Just a few days after the Reserve Bank of India (RBI) issued a digital currency warning, Indian authorities started cracking down on local bitcoin exchanges.
Within two days the first raids were carried out, although the owners of the platforms were not arrested and, at present, it does not appear that they have been charged with any crime.
The raids were carried out by India’s Enforcement Directorate, but now it seems that their colleagues at the Income Tax Department are just as keen to flex their muscle on digital currency outfits.
The Hindu reports that taxmen paid a visit to Tumkur-based Coin Monk Ventures, a bitcoin mining startup aiming to bring bitcoin awareness to the public. Coin Monk founder Satvik V said:
“They took interviews of my employees and were happy that Coin Monk was a properly registered company. Much of the discussion that took place was over how bitcoin actually works and how income tax can be levied on miners and exchanges.”
Oddly enough, Satvik’s description of the visit leads us to conclude that it was a courtesy call. He said the taxmen were interested in how bitcoin works and they were wondering whether it would be possible to create a database of digital currency users in India.
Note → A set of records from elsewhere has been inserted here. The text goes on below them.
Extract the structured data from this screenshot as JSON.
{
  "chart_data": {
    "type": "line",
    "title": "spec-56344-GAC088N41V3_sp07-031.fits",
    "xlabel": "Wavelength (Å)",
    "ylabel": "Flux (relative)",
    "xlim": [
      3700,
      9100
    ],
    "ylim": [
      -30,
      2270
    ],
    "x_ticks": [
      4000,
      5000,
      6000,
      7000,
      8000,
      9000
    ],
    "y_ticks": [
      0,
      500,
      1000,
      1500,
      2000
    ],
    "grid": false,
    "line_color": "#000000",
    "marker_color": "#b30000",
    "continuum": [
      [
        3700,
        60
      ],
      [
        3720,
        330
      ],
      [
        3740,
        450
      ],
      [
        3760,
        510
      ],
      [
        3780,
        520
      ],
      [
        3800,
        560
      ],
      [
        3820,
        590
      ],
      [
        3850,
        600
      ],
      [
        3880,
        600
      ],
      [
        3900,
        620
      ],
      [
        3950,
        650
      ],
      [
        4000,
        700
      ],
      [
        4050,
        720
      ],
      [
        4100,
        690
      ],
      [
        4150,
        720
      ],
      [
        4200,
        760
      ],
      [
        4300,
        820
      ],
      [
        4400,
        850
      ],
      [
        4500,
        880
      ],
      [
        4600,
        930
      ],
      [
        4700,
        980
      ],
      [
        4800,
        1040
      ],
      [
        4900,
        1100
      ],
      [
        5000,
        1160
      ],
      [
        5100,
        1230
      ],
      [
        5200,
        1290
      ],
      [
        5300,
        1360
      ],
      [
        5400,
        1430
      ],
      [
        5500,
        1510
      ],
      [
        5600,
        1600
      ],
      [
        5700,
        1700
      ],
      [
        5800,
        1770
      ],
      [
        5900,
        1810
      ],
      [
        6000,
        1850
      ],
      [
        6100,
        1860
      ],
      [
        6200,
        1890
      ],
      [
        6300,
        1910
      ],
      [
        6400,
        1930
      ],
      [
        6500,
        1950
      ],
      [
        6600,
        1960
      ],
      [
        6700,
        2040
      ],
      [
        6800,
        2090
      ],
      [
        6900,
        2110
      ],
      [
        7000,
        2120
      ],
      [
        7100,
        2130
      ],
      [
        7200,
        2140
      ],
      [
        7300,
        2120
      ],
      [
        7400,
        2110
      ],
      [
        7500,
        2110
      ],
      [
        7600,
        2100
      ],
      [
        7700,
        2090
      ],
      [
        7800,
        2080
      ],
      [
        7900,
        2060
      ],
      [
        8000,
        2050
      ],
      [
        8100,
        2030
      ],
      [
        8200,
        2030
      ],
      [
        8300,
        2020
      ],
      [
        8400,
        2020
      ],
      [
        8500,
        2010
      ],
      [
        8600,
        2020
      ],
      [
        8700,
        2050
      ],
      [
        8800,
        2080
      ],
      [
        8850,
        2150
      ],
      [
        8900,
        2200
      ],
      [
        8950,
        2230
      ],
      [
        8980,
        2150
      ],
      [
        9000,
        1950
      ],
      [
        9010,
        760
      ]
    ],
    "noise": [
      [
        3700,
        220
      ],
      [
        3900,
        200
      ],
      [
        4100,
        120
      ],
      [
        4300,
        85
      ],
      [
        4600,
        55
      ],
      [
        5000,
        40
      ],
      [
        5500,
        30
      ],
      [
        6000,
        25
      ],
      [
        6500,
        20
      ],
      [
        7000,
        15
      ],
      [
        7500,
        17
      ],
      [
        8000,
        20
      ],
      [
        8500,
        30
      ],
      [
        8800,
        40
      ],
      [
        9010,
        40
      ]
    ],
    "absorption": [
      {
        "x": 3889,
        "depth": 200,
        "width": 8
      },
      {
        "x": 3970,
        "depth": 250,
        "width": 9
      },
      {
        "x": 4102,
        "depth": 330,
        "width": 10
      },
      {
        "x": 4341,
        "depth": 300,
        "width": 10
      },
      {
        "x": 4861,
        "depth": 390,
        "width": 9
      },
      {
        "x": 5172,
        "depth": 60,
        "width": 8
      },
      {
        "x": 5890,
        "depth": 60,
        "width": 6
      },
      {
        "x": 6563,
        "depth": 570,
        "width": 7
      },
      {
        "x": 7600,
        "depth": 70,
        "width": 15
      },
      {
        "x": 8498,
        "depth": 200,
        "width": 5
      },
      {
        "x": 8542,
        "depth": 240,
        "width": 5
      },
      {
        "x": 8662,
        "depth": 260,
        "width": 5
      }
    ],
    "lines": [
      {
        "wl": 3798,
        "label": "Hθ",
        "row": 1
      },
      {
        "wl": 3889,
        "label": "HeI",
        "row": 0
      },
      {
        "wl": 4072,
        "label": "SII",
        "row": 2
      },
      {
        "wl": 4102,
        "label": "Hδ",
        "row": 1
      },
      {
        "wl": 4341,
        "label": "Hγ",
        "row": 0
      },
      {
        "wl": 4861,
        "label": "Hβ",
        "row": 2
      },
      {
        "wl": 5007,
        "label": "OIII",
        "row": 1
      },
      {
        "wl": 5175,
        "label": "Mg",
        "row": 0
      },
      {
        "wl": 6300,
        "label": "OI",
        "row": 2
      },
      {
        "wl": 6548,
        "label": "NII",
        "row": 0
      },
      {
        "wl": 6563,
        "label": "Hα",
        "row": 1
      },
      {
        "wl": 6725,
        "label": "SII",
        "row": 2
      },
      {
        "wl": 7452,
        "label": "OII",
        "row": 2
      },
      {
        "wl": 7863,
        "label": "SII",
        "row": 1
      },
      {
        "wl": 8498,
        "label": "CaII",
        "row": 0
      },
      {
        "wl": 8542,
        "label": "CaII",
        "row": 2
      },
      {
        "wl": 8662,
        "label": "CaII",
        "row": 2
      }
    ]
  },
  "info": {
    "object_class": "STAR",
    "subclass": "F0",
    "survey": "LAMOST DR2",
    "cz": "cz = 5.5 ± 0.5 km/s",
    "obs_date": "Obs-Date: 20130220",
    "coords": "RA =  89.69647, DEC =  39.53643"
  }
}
It did not end there. Satvik was summoned to meet Income Tax Department officials in Bangalore:
“They have asked me to submit a technical paper on how bitcoin works, and, more importantly, what role a government-authorized exchange could play.”
It is not every day that the executive branch asks people that it is supposed to be regulating to explain what they are supposed to be regulating in the first place, or for that matter to submit their own suggestions.
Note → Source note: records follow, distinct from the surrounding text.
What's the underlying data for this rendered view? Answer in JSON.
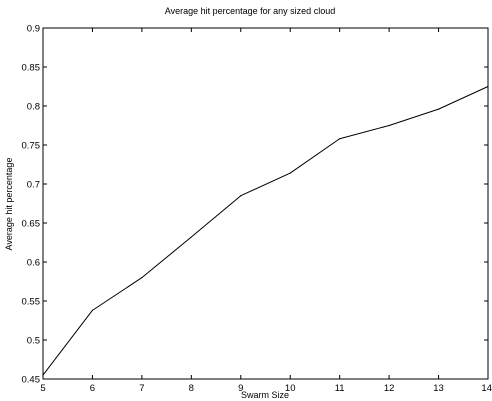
{
  "chart_data": {
    "type": "line",
    "title": "Average hit percentage for any sized cloud",
    "xlabel": "Swarm Size",
    "ylabel": "Average hit percentage",
    "xlim": [
      5,
      14
    ],
    "ylim": [
      0.45,
      0.9
    ],
    "grid": false,
    "xticks": [
      "5",
      "6",
      "7",
      "8",
      "9",
      "10",
      "11",
      "12",
      "13",
      "14"
    ],
    "yticks": [
      "0.45",
      "0.5",
      "0.55",
      "0.6",
      "0.65",
      "0.7",
      "0.75",
      "0.8",
      "0.85",
      "0.9"
    ],
    "series": [
      {
        "x": [
          5,
          6,
          7,
          8,
          9,
          10,
          11,
          12,
          13,
          14
        ],
        "y": [
          0.455,
          0.538,
          0.58,
          0.632,
          0.685,
          0.714,
          0.758,
          0.775,
          0.796,
          0.825
        ]
      }
    ],
    "colors": {
      "line": "#000000",
      "axes": "#000000",
      "background": "#ffffff"
    }
  }
}
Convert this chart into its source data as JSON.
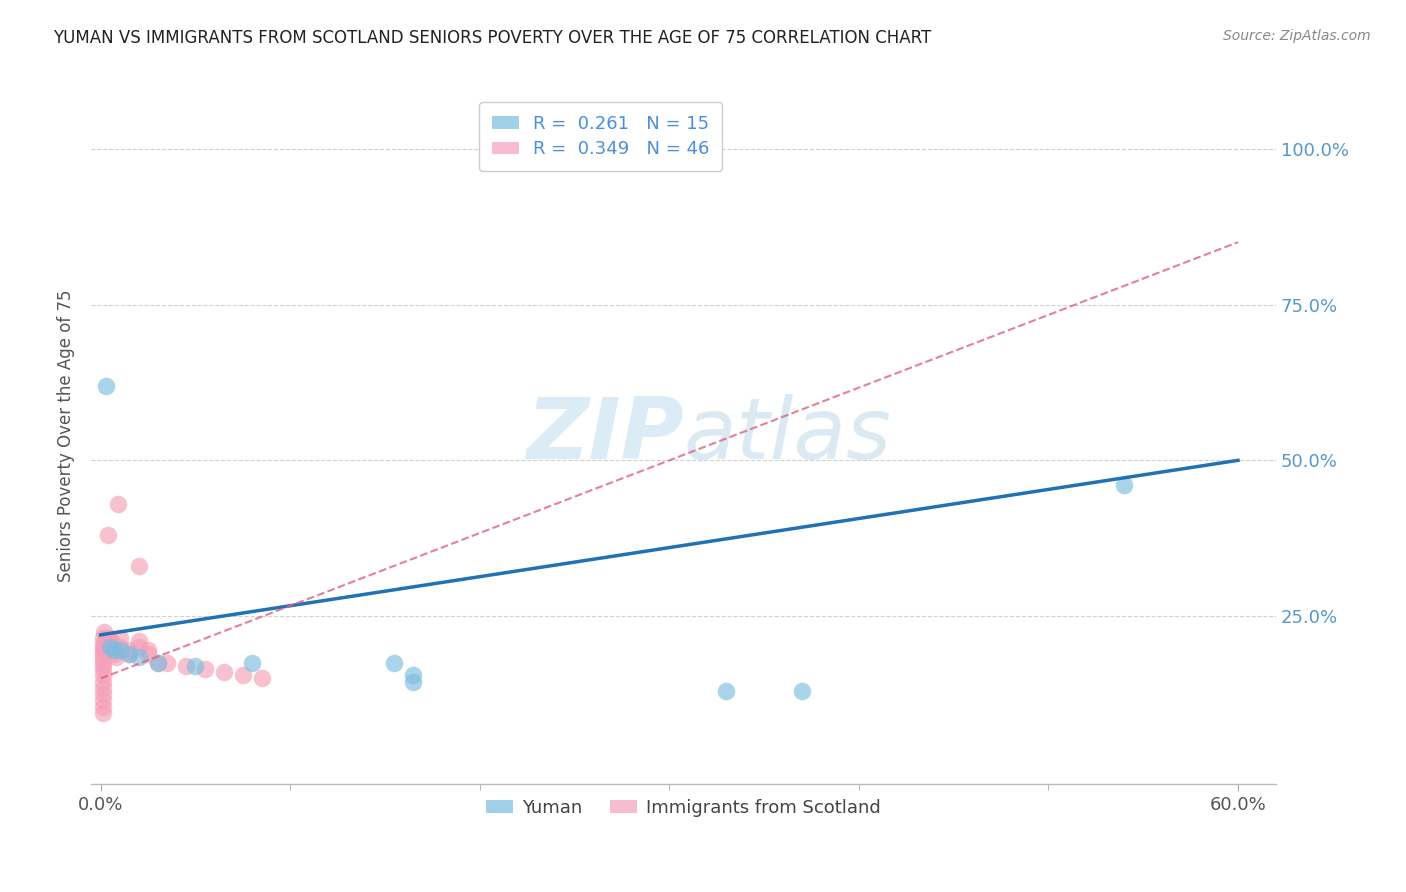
{
  "title": "YUMAN VS IMMIGRANTS FROM SCOTLAND SENIORS POVERTY OVER THE AGE OF 75 CORRELATION CHART",
  "source": "Source: ZipAtlas.com",
  "ylabel": "Seniors Poverty Over the Age of 75",
  "xlim": [
    -0.005,
    0.62
  ],
  "ylim": [
    -0.02,
    1.1
  ],
  "xtick_positions": [
    0.0,
    0.6
  ],
  "xtick_labels": [
    "0.0%",
    "60.0%"
  ],
  "ytick_positions": [
    0.25,
    0.5,
    0.75,
    1.0
  ],
  "ytick_labels": [
    "25.0%",
    "50.0%",
    "75.0%",
    "100.0%"
  ],
  "yuman_points": [
    [
      0.003,
      0.62
    ],
    [
      0.005,
      0.2
    ],
    [
      0.007,
      0.195
    ],
    [
      0.01,
      0.195
    ],
    [
      0.015,
      0.19
    ],
    [
      0.02,
      0.185
    ],
    [
      0.03,
      0.175
    ],
    [
      0.05,
      0.17
    ],
    [
      0.08,
      0.175
    ],
    [
      0.155,
      0.175
    ],
    [
      0.165,
      0.155
    ],
    [
      0.165,
      0.145
    ],
    [
      0.33,
      0.13
    ],
    [
      0.37,
      0.13
    ],
    [
      0.54,
      0.46
    ]
  ],
  "scotland_points": [
    [
      0.001,
      0.215
    ],
    [
      0.001,
      0.205
    ],
    [
      0.001,
      0.2
    ],
    [
      0.001,
      0.195
    ],
    [
      0.001,
      0.19
    ],
    [
      0.001,
      0.185
    ],
    [
      0.001,
      0.178
    ],
    [
      0.001,
      0.172
    ],
    [
      0.001,
      0.165
    ],
    [
      0.001,
      0.155
    ],
    [
      0.001,
      0.145
    ],
    [
      0.001,
      0.135
    ],
    [
      0.001,
      0.125
    ],
    [
      0.001,
      0.115
    ],
    [
      0.001,
      0.105
    ],
    [
      0.001,
      0.095
    ],
    [
      0.002,
      0.225
    ],
    [
      0.003,
      0.215
    ],
    [
      0.003,
      0.21
    ],
    [
      0.003,
      0.205
    ],
    [
      0.004,
      0.195
    ],
    [
      0.004,
      0.38
    ],
    [
      0.005,
      0.215
    ],
    [
      0.005,
      0.21
    ],
    [
      0.006,
      0.205
    ],
    [
      0.006,
      0.2
    ],
    [
      0.007,
      0.195
    ],
    [
      0.007,
      0.19
    ],
    [
      0.008,
      0.185
    ],
    [
      0.009,
      0.43
    ],
    [
      0.01,
      0.215
    ],
    [
      0.01,
      0.2
    ],
    [
      0.015,
      0.195
    ],
    [
      0.015,
      0.19
    ],
    [
      0.02,
      0.33
    ],
    [
      0.02,
      0.21
    ],
    [
      0.02,
      0.2
    ],
    [
      0.025,
      0.195
    ],
    [
      0.025,
      0.19
    ],
    [
      0.03,
      0.175
    ],
    [
      0.035,
      0.175
    ],
    [
      0.045,
      0.17
    ],
    [
      0.055,
      0.165
    ],
    [
      0.065,
      0.16
    ],
    [
      0.075,
      0.155
    ],
    [
      0.085,
      0.15
    ]
  ],
  "yuman_line_x": [
    0.0,
    0.6
  ],
  "yuman_line_y": [
    0.22,
    0.5
  ],
  "scotland_line_x": [
    0.0,
    0.6
  ],
  "scotland_line_y": [
    0.15,
    0.85
  ],
  "yuman_color": "#7bbde0",
  "scotland_color": "#f5a0b8",
  "yuman_line_color": "#2171b5",
  "scotland_line_color": "#e06080",
  "scotland_line_style": "--",
  "background_color": "#ffffff",
  "grid_color": "#d0d0d0"
}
The whole affair may have gone under the radar had it not been for the last part of Satvik’s statement. The RBI has made it clear that it does not wish to deal with digital currencies and that it does not know what to do about it.
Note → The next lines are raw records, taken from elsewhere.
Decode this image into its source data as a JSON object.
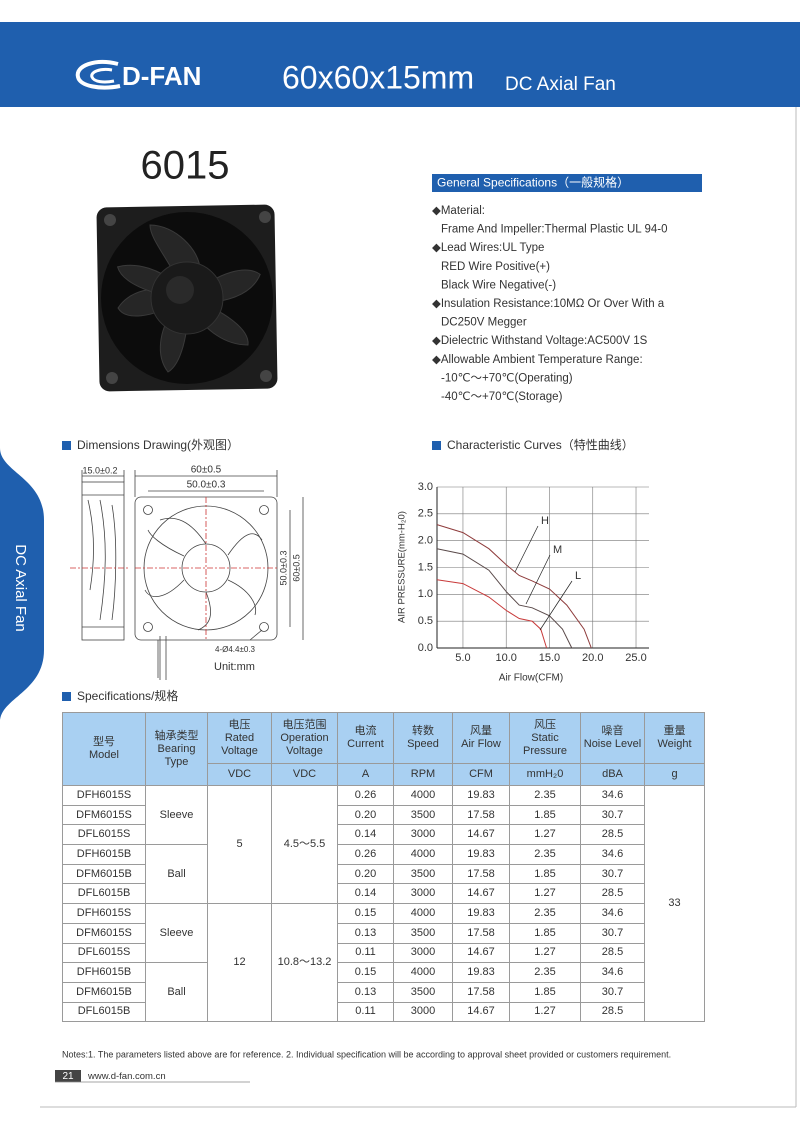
{
  "header": {
    "logo": "D-FAN",
    "title": "60x60x15mm",
    "subtitle": "DC Axial Fan"
  },
  "side_tab": "DC Axial Fan",
  "model": "6015",
  "general_specs": {
    "title": "General Specifications（一般规格）",
    "items": [
      {
        "head": "◆Material:",
        "sub": [
          "Frame And Impeller:Thermal Plastic UL 94-0"
        ]
      },
      {
        "head": "◆Lead Wires:UL Type",
        "sub": [
          "RED Wire Positive(+)",
          "Black Wire Negative(-)"
        ]
      },
      {
        "head": "◆Insulation Resistance:10MΩ  Or Over With a",
        "sub": [
          "DC250V Megger"
        ]
      },
      {
        "head": "◆Dielectric Withstand Voltage:AC500V 1S",
        "sub": []
      },
      {
        "head": "◆Allowable Ambient Temperature Range:",
        "sub": [
          "-10℃～+70℃(Operating)",
          "-40℃～+70℃(Storage)"
        ]
      }
    ]
  },
  "dimensions": {
    "title": "Dimensions Drawing(外观图）",
    "thickness": "15.0±0.2",
    "width_outer": "60±0.5",
    "width_holes": "50.0±0.3",
    "height_holes": "50.0±0.3",
    "height_outer": "60±0.5",
    "holes": "4-Ø4.4±0.3",
    "unit": "Unit:mm"
  },
  "curves": {
    "type": "line",
    "title": "Characteristic Curves（特性曲线）",
    "y_label": "AIR PRESSURE(mm-H₂0)",
    "x_label": "Air Flow(CFM)",
    "xlim": [
      2,
      26.5
    ],
    "ylim": [
      0,
      3
    ],
    "xticks": [
      {
        "value": 5,
        "label": "5.0"
      },
      {
        "value": 10,
        "label": "10.0"
      },
      {
        "value": 15,
        "label": "15.0"
      },
      {
        "value": 20,
        "label": "20.0"
      },
      {
        "value": 25,
        "label": "25.0"
      }
    ],
    "yticks": [
      {
        "value": 0,
        "label": "0.0"
      },
      0.5,
      {
        "value": 1,
        "label": "1.0"
      },
      1.5,
      {
        "value": 2,
        "label": "2.0"
      },
      2.5,
      {
        "value": 3,
        "label": "3.0"
      }
    ],
    "grid": true,
    "series": [
      {
        "name": "H",
        "color": "#8e3b3b",
        "x": [
          2,
          5,
          8,
          10,
          11.5,
          13,
          15,
          17,
          19,
          19.83
        ],
        "values": [
          2.3,
          2.15,
          1.85,
          1.55,
          1.35,
          1.25,
          1.1,
          0.8,
          0.35,
          0
        ]
      },
      {
        "name": "M",
        "color": "#5a4a4a",
        "x": [
          2,
          5,
          8,
          10,
          11.5,
          13,
          15,
          16.5,
          17.58
        ],
        "values": [
          1.85,
          1.75,
          1.45,
          1.05,
          0.8,
          0.75,
          0.6,
          0.35,
          0
        ]
      },
      {
        "name": "L",
        "color": "#c83a3a",
        "x": [
          2,
          5,
          8,
          10,
          11.5,
          13,
          14,
          14.67
        ],
        "values": [
          1.27,
          1.2,
          0.95,
          0.7,
          0.55,
          0.5,
          0.35,
          0
        ]
      }
    ]
  },
  "specs": {
    "title": "Specifications/规格",
    "columns": [
      {
        "zh": "型号",
        "en": "Model"
      },
      {
        "zh": "轴承类型",
        "en": "Bearing Type"
      },
      {
        "zh": "电压",
        "en": "Rated Voltage",
        "unit": "VDC"
      },
      {
        "zh": "电压范围",
        "en": "Operation Voltage",
        "unit": "VDC"
      },
      {
        "zh": "电流",
        "en": "Current",
        "unit": "A"
      },
      {
        "zh": "转数",
        "en": "Speed",
        "unit": "RPM"
      },
      {
        "zh": "风量",
        "en": "Air Flow",
        "unit": "CFM"
      },
      {
        "zh": "风压",
        "en": "Static Pressure",
        "unit": "mmH₂0"
      },
      {
        "zh": "噪音",
        "en": "Noise Level",
        "unit": "dBA"
      },
      {
        "zh": "重量",
        "en": "Weight",
        "unit": "g"
      }
    ],
    "weight": "33",
    "voltage_groups": [
      {
        "rated": "5",
        "operation": "4.5～5.5",
        "bearing_groups": [
          {
            "bearing": "Sleeve",
            "rows": [
              [
                "DFH6015S",
                "0.26",
                "4000",
                "19.83",
                "2.35",
                "34.6"
              ],
              [
                "DFM6015S",
                "0.20",
                "3500",
                "17.58",
                "1.85",
                "30.7"
              ],
              [
                "DFL6015S",
                "0.14",
                "3000",
                "14.67",
                "1.27",
                "28.5"
              ]
            ]
          },
          {
            "bearing": "Ball",
            "rows": [
              [
                "DFH6015B",
                "0.26",
                "4000",
                "19.83",
                "2.35",
                "34.6"
              ],
              [
                "DFM6015B",
                "0.20",
                "3500",
                "17.58",
                "1.85",
                "30.7"
              ],
              [
                "DFL6015B",
                "0.14",
                "3000",
                "14.67",
                "1.27",
                "28.5"
              ]
            ]
          }
        ]
      },
      {
        "rated": "12",
        "operation": "10.8～13.2",
        "bearing_groups": [
          {
            "bearing": "Sleeve",
            "rows": [
              [
                "DFH6015S",
                "0.15",
                "4000",
                "19.83",
                "2.35",
                "34.6"
              ],
              [
                "DFM6015S",
                "0.13",
                "3500",
                "17.58",
                "1.85",
                "30.7"
              ],
              [
                "DFL6015S",
                "0.11",
                "3000",
                "14.67",
                "1.27",
                "28.5"
              ]
            ]
          },
          {
            "bearing": "Ball",
            "rows": [
              [
                "DFH6015B",
                "0.15",
                "4000",
                "19.83",
                "2.35",
                "34.6"
              ],
              [
                "DFM6015B",
                "0.13",
                "3500",
                "17.58",
                "1.85",
                "30.7"
              ],
              [
                "DFL6015B",
                "0.11",
                "3000",
                "14.67",
                "1.27",
                "28.5"
              ]
            ]
          }
        ]
      }
    ]
  },
  "notes": "Notes:1. The parameters listed above are for reference.   2. Individual specification will be according to approval sheet provided or customers requirement.",
  "footer": {
    "page": "21",
    "url": "www.d-fan.com.cn"
  }
}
Indian exchanges cannot get regulatory approval and the RBI is apparently happy to keep it that way, effectively rendering bitcoin exchanges illegal in the world’s second most populous country.
However, if the Income Tax Department is going around and asking bitcoiners to come up with their ideas and talking about government authorized exchanges, it might not be as bad as it seems.
While it is easy to view all branches of government and central banks as a monolithic structure, their goals do not always match or overlap.
Central bankers don’t want bitcoin around for a number of reasons, while taxmen take a more pragmatic approach. When they see something that can be taxed, they tend to do what they do best – tax it. However, to do that they need a legal framework.